Au-dessus de la porte, une plaque verte porte en lettres dorées la date de la mort du Sultan, 674 de l’Hégire (1566).

A l’intérieur, la coupole est ornée de morceaux de cristal de roche, taillés en rose et dont des émeraudes forment le cœur. De magnifiques lustres descendent de la coupole. Huit arcades ogivales, reposant sur huit colonnes de marbre et de porphyre, soutiennent cette coupole. Ces colonnes se trouvent à 1m,50 des parois de l’édifice, qui sont ornées de faïences, et, au-dessus, d’une large frise en faïence bleue portant des versets du Coran en lettres blanches. Cette galerie est éclairée par des niches en arcade munies chacune de six fenêtres accouplées deux à deux et dont les vitraux sont maintenus par des bandes de plâtre ajouré.

Pl. 41.

Une balustrade en noyer sculpté et incrusté de nacre entoure les cercueils du sultan et de ses enfants, Suleïman II et Ahmed II. Des châles, des étoffes brodées d’une grande valeur, recouvrent les cercueils. Sur le côté correspondant à la tête sont déposées les coiffures des défunts, turbans blancs avec aigrette impériale formée de plumes.

Deux grands candélabres se dressent de chaque côté du cercueil. Un magnifique pupitre sculpté porte des Corans manuscrits. Une carte en relief de La Mecque orne le mur.

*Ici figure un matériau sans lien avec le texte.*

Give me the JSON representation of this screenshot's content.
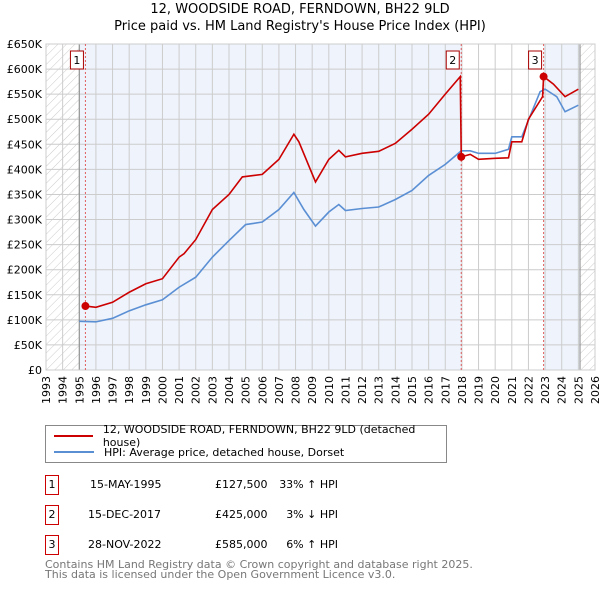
{
  "title_line1": "12, WOODSIDE ROAD, FERNDOWN, BH22 9LD",
  "title_line2": "Price paid vs. HM Land Registry's House Price Index (HPI)",
  "colors": {
    "property": "#cc0000",
    "hpi": "#5b8fd4",
    "shade": "#eef3fc"
  },
  "chart_data": {
    "type": "line",
    "xlim": [
      1993,
      2026
    ],
    "ylim": [
      0,
      650000
    ],
    "x_ticks": [
      "1993",
      "1994",
      "1995",
      "1996",
      "1997",
      "1998",
      "1999",
      "2000",
      "2001",
      "2002",
      "2003",
      "2004",
      "2005",
      "2006",
      "2007",
      "2008",
      "2009",
      "2010",
      "2011",
      "2012",
      "2013",
      "2014",
      "2015",
      "2016",
      "2017",
      "2018",
      "2019",
      "2020",
      "2021",
      "2022",
      "2023",
      "2024",
      "2025",
      "2026"
    ],
    "y_ticks": [
      {
        "v": 0,
        "label": "£0"
      },
      {
        "v": 50000,
        "label": "£50K"
      },
      {
        "v": 100000,
        "label": "£100K"
      },
      {
        "v": 150000,
        "label": "£150K"
      },
      {
        "v": 200000,
        "label": "£200K"
      },
      {
        "v": 250000,
        "label": "£250K"
      },
      {
        "v": 300000,
        "label": "£300K"
      },
      {
        "v": 350000,
        "label": "£350K"
      },
      {
        "v": 400000,
        "label": "£400K"
      },
      {
        "v": 450000,
        "label": "£450K"
      },
      {
        "v": 500000,
        "label": "£500K"
      },
      {
        "v": 550000,
        "label": "£550K"
      },
      {
        "v": 600000,
        "label": "£600K"
      },
      {
        "v": 650000,
        "label": "£650K"
      }
    ],
    "series": [
      {
        "name": "12, WOODSIDE ROAD, FERNDOWN, BH22 9LD (detached house)",
        "color": "#cc0000",
        "x": [
          1995.37,
          1996,
          1997,
          1998,
          1999,
          2000,
          2001,
          2001.3,
          2002,
          2003,
          2004,
          2004.8,
          2005.5,
          2006,
          2007,
          2007.9,
          2008.2,
          2009.2,
          2010,
          2010.6,
          2011,
          2012,
          2013,
          2014,
          2015,
          2016,
          2017,
          2017.9,
          2017.96,
          2018.5,
          2019,
          2020,
          2020.8,
          2021,
          2021.6,
          2022,
          2022.85,
          2022.91,
          2023.5,
          2024.2,
          2025
        ],
        "y": [
          127500,
          125000,
          135000,
          155000,
          172000,
          182000,
          225000,
          232000,
          260000,
          320000,
          350000,
          385000,
          388000,
          390000,
          420000,
          470000,
          455000,
          375000,
          420000,
          438000,
          425000,
          432000,
          436000,
          452000,
          480000,
          510000,
          550000,
          585000,
          425000,
          430000,
          420000,
          422000,
          423000,
          455000,
          455000,
          500000,
          545000,
          585000,
          570000,
          545000,
          560000
        ]
      },
      {
        "name": "HPI: Average price, detached house, Dorset",
        "color": "#5b8fd4",
        "x": [
          1995,
          1996,
          1997,
          1998,
          1999,
          2000,
          2001,
          2002,
          2003,
          2004,
          2005,
          2006,
          2007,
          2007.9,
          2008.5,
          2009.2,
          2010,
          2010.6,
          2011,
          2012,
          2013,
          2014,
          2015,
          2016,
          2017,
          2017.96,
          2018.5,
          2019,
          2020,
          2020.8,
          2021,
          2021.6,
          2022,
          2022.7,
          2023,
          2023.7,
          2024.2,
          2025
        ],
        "y": [
          97000,
          96000,
          103000,
          118000,
          130000,
          140000,
          165000,
          185000,
          225000,
          258000,
          290000,
          295000,
          320000,
          354000,
          320000,
          287000,
          315000,
          330000,
          318000,
          322000,
          325000,
          340000,
          358000,
          388000,
          410000,
          437000,
          437000,
          432000,
          432000,
          440000,
          465000,
          465000,
          498000,
          555000,
          560000,
          545000,
          515000,
          528000
        ]
      }
    ],
    "sales": [
      {
        "id": "1",
        "x": 1995.37,
        "y": 127500,
        "date": "15-MAY-1995",
        "price": "£127,500",
        "hpi": "33% ↑ HPI"
      },
      {
        "id": "2",
        "x": 2017.96,
        "y": 425000,
        "date": "15-DEC-2017",
        "price": "£425,000",
        "hpi": "3% ↓ HPI"
      },
      {
        "id": "3",
        "x": 2022.91,
        "y": 585000,
        "date": "28-NOV-2022",
        "price": "£585,000",
        "hpi": "6% ↑ HPI"
      }
    ],
    "data_start": 1995.0,
    "data_end": 2025.1,
    "grid": true
  },
  "legend": {
    "property": "12, WOODSIDE ROAD, FERNDOWN, BH22 9LD (detached house)",
    "hpi": "HPI: Average price, detached house, Dorset"
  },
  "footer": {
    "line1": "Contains HM Land Registry data © Crown copyright and database right 2025.",
    "line2": "This data is licensed under the Open Government Licence v3.0."
  }
}
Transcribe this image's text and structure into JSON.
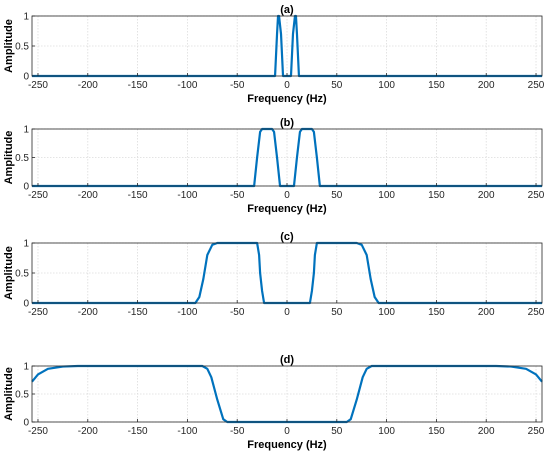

Près de ce monument se trouve le turbé de Roxelane, épouse de Suleïman. Cette construction a également une forme octogonale et est ornée de faïences peintes et de magnifiques sculptures.

MOSQUÉE D’AHMED Ier

Sur l’emplacement de l’ancien palais byzantin, à l’est de l’hippodrome, le sultan Ahmed Ier a fait bâtir, en 1610, une mosquée qui fut nommée Ahmedié. Elle remplaça un ancien tekké de l’ordre des Kadiriyah. L’édifice est précédé, comme les autres mosquées, d’une cour très spacieuse à galeries couvertes par quarante petites coupoles que supportent des colonnes en granit. Au centre de la cour se trouve un chadrivan, entouré de six colonnes à arcades ogivales. Une rampe, partant de la cour extérieure à gauche, conduit à la tribune impériale, d’où le Sultan peut se rendre à cheval jusqu’à ses appartements privés, à l’intérieur de la mosquée.